Chemical Synthesis of L-Fucose Derivatives for Acceptor Specificity Characterisation of Plant Cell Wall Glycosyltransferases

Abstract

Seven derivatives of L-fucose: methyl α-L-fucopyranoside, methyl 2-O-methyl-α-L-fucopyranoside, methyl 3-O-methyl-α-L-fucopyranoside, methyl 4-O-methyl-α-L-fucopyranoside, α-L-fucopyranosyl-(1→4)-α/β-L-rhamnopyranose, methyl α-L-fucopyranosyl-(1→4)-α-L-rhamnopyranoside and methyl α-L-fucopyranosyl-(1→4)-β-L-rhamnopyranoside, were chemically synthesized and characterized.
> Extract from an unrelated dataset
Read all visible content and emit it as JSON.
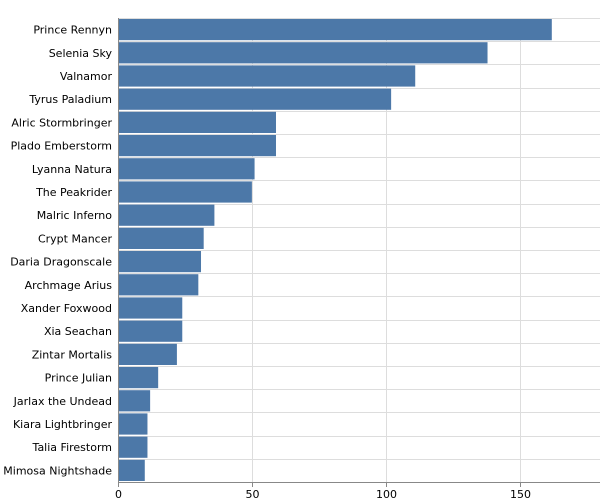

The derivatives of L-fucose were designed to mimic the L-fucose moieties present in the A-chain of pectic rhamnogalacturonan-II and used to investigate the regiospecificity of three heterologously expressed xylosyltransferases from Arabidopsis thaliana. The monosaccharide methyl α-L-fucopyranoside was the most efficient acceptor, 30 fold more effective than methyl 4-O-methyl-α-L-fucopyranoside. O-methylation in position 2 or 3 abolished acceptor function. The efficiencies of the disaccharides as acceptors were methyl α-L-fucopyranosyl-(1→4)-β-L-rhamnopyranoside > α-L-fucopyranosyl-(1→4)-α/β-L-rhamnopyranose > methyl α-L-fucopyranosyl-(1→4)-α-L-rhamnopyranoside. These findings demonstrate the utility of acceptor derivatives as probes of glycosyltransferase regiospecificity.